Mevlana'nın o, 'Ne olursan ol yine gel' öğretisini sevmiyorum. Benim yüreğim, o kadar geniş değil. Her türden adamı ıslah edecek bir yapı yok bende. Adam olmayan, mümkünse benden uzak dursun. Geçen gün sokakta yürürken, karşıdan gelen bir çocuğun üzerindeki tişörtü gördüm. Tişörtte; 'Mevlana değilim, adam ol da gel!' yazıyordu; acayip güldüm. Ben, Mevlana'dan ziyade Bektaşi kültürünü severim; daha insani, daha gerçekçi gelir bana.

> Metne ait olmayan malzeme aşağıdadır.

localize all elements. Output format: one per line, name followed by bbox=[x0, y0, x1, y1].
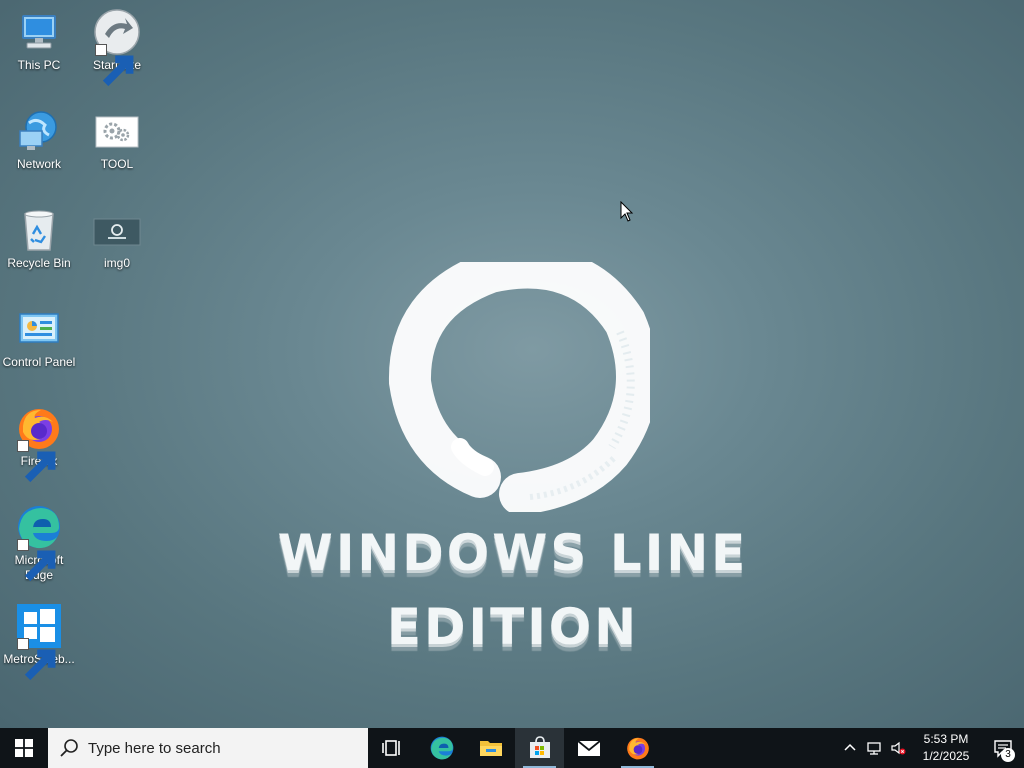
desktop-icon-firefox[interactable]: Firefox bbox=[0, 398, 78, 483]
taskbar-task-view-button[interactable] bbox=[368, 728, 417, 768]
edge-icon bbox=[430, 736, 453, 760]
desktop-icon-label: This PC bbox=[17, 58, 61, 72]
desktop-icon-network[interactable]: Network bbox=[0, 101, 78, 172]
shortcut-arrow-icon bbox=[17, 539, 56, 582]
start-button[interactable] bbox=[0, 728, 48, 768]
control-panel-icon bbox=[15, 305, 63, 353]
clock-time: 5:53 PM bbox=[923, 732, 969, 746]
taskbar-search-box[interactable]: Type here to search bbox=[48, 728, 368, 768]
desktop-icon-tool[interactable]: TOOL bbox=[78, 101, 156, 172]
taskbar-mail-button[interactable] bbox=[564, 728, 613, 768]
taskbar-clock[interactable]: 5:53 PM 1/2/2025 bbox=[910, 731, 982, 765]
shortcut-arrow-icon bbox=[95, 44, 134, 87]
task-view-icon bbox=[381, 740, 400, 756]
desktop-icon-control-panel[interactable]: Control Panel bbox=[0, 299, 78, 370]
desktop-icon-this-pc[interactable]: This PC bbox=[0, 2, 78, 73]
recycle-bin-icon bbox=[15, 206, 63, 254]
desktop-icon-label: Recycle Bin bbox=[7, 256, 71, 270]
mouse-cursor-icon bbox=[620, 200, 634, 223]
clock-date: 1/2/2025 bbox=[922, 749, 970, 763]
metro-sidebar-icon bbox=[15, 602, 63, 681]
edge-icon bbox=[15, 503, 63, 582]
store-icon bbox=[529, 736, 550, 758]
search-placeholder: Type here to search bbox=[88, 739, 221, 757]
action-center-button[interactable]: 3 bbox=[982, 728, 1024, 768]
firefox-icon bbox=[626, 737, 649, 760]
taskbar-file-explorer-button[interactable] bbox=[466, 728, 515, 768]
network-wired-icon bbox=[867, 742, 881, 755]
search-icon bbox=[60, 739, 78, 757]
volume-muted-icon bbox=[891, 741, 906, 755]
desktop-icon-label: TOOL bbox=[100, 157, 134, 171]
computer-icon bbox=[15, 8, 63, 56]
image-file-icon bbox=[93, 206, 141, 254]
desktop-icon-metro-sidebar[interactable]: MetroSideb... bbox=[0, 596, 78, 681]
desktop-icon-recycle-bin[interactable]: Recycle Bin bbox=[0, 200, 78, 271]
firefox-icon bbox=[15, 404, 63, 483]
start-exe-icon bbox=[93, 8, 141, 87]
wallpaper-enso-circle bbox=[380, 246, 658, 515]
desktop-icon-img0[interactable]: img0 bbox=[78, 200, 156, 271]
tray-network-button[interactable] bbox=[862, 728, 886, 768]
desktop-icon-label: img0 bbox=[103, 256, 130, 270]
shortcut-arrow-icon bbox=[17, 638, 56, 681]
shortcut-arrow-icon bbox=[17, 440, 56, 483]
tool-gears-icon bbox=[93, 107, 141, 155]
desktop[interactable]: This PC Start.exe Network TOOL Recycle B… bbox=[0, 0, 1024, 728]
windows-logo-icon bbox=[15, 739, 33, 757]
taskbar-firefox-button[interactable] bbox=[613, 728, 662, 768]
tray-show-hidden-icons-button[interactable] bbox=[838, 728, 862, 768]
taskbar: Type here to search 5:53 PM 1/2/2025 3 bbox=[0, 728, 1024, 768]
folder-icon bbox=[479, 741, 502, 756]
network-icon bbox=[15, 107, 63, 155]
taskbar-edge-button[interactable] bbox=[417, 728, 466, 768]
wallpaper-title: WINDOWS LINE EDITION bbox=[277, 524, 749, 656]
notification-count-badge: 3 bbox=[1001, 748, 1015, 762]
desktop-icon-microsoft-edge[interactable]: Microsoft Edge bbox=[0, 497, 78, 583]
system-tray: 5:53 PM 1/2/2025 3 bbox=[838, 728, 1024, 768]
desktop-icon-start-exe[interactable]: Start.exe bbox=[78, 2, 156, 87]
mail-icon bbox=[576, 740, 601, 756]
desktop-icon-label: Network bbox=[16, 157, 61, 171]
chevron-up-icon bbox=[844, 743, 856, 751]
tray-volume-button[interactable] bbox=[886, 728, 910, 768]
taskbar-store-button[interactable] bbox=[515, 728, 564, 768]
desktop-icon-label: Control Panel bbox=[2, 355, 76, 369]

Almanları severim. Onların içinde büyüdüm ben; Cağaloğlu Anadolu Lisesi'nin ilk mezunlarındanım. 2'nci Dünya Savaşı'na ilişkin bütün eserlerde bir Alman tadı olduğu için, ister istemez o kültürün içine giriyorsun. Girince de görüyorsun ki aslında Adolf Hitler'de bir numara yok; etrafındaki beyin takımı çok güçlü.

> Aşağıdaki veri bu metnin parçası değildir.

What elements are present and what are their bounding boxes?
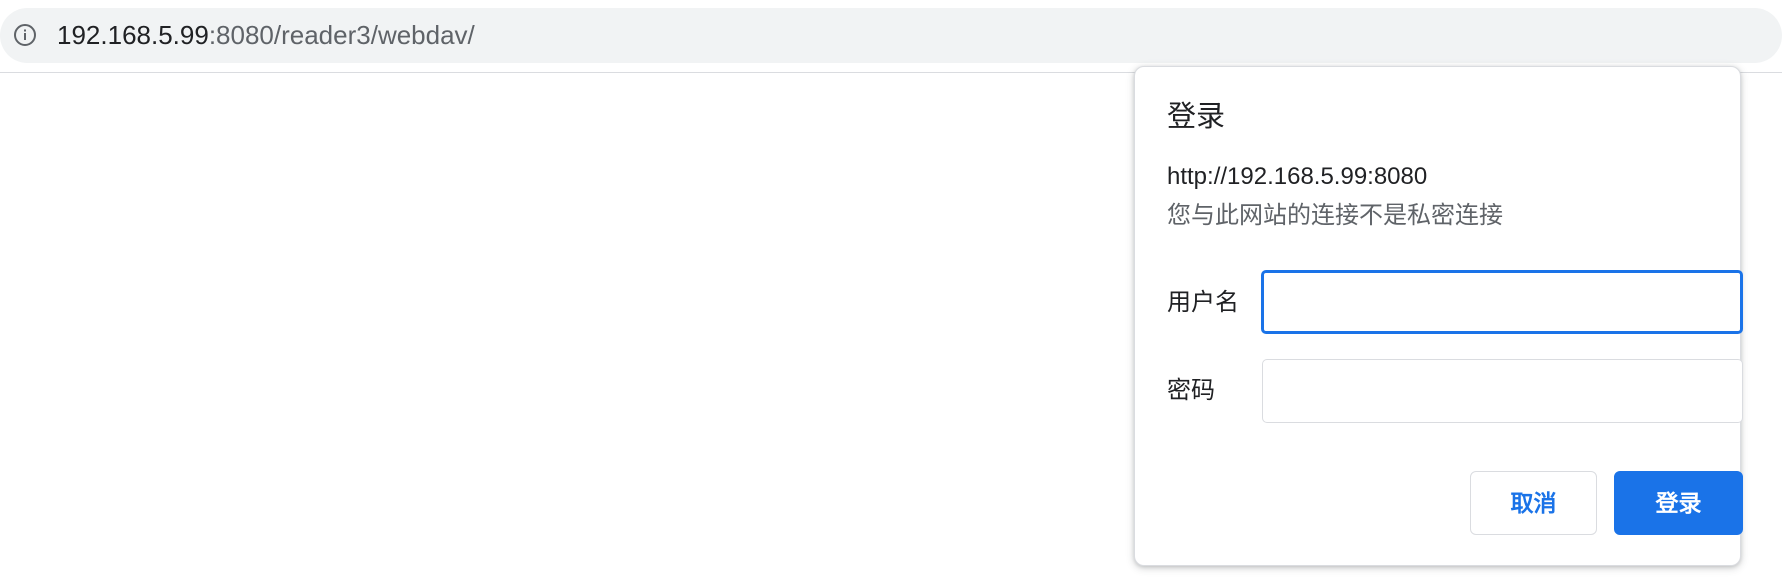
cancel-button[interactable]: 取消 [1470, 471, 1597, 535]
browser-window: 192.168.5.99:8080/reader3/webdav/ 登录 htt… [0, 0, 1782, 578]
login-button[interactable]: 登录 [1614, 471, 1743, 535]
username-input[interactable] [1261, 270, 1743, 334]
url-host: 192.168.5.99 [57, 20, 209, 50]
connection-warning: 您与此网站的连接不是私密连接 [1167, 202, 1503, 229]
password-label: 密码 [1167, 377, 1215, 404]
dialog-title: 登录 [1167, 101, 1226, 133]
info-icon[interactable] [13, 23, 37, 47]
address-bar[interactable]: 192.168.5.99:8080/reader3/webdav/ [0, 8, 1782, 63]
username-label: 用户名 [1167, 289, 1239, 316]
auth-dialog: 登录 http://192.168.5.99:8080 您与此网站的连接不是私密… [1134, 66, 1743, 566]
url-text[interactable]: 192.168.5.99:8080/reader3/webdav/ [57, 20, 475, 50]
dialog-origin: http://192.168.5.99:8080 [1167, 163, 1428, 190]
url-path: :8080/reader3/webdav/ [208, 20, 475, 50]
password-input[interactable] [1262, 359, 1743, 423]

Piyasaya çıkmış ne kadar futbol kitabı varsa, hepsini okumuşumdur. Futbol, benim için ayrı bir tutku. Günün birinde; Amsterdam'da, Sao Polo'da, Madrid'de maç izlemeyi çok isterim.
FENERBAHÇELİYİM

Fenerbahçe taraftarıyım; hem de sıkı bir taraftarım. Fenerbahçe'nin o karmaşık, kozmopolit yapısı beni çok etkiliyor. Bir bakıyorsunuz tribünde Che Guevera pankartları açılıyor, kafanızı diğer tarafa çeviriyorsunuz, 'Adam gibi adam, Tayyip Erdoğan!' pankartlarını görüyorsunuz. Bu herkesi içine alan, sınır koymayan ruh hâlini çok seviyorum.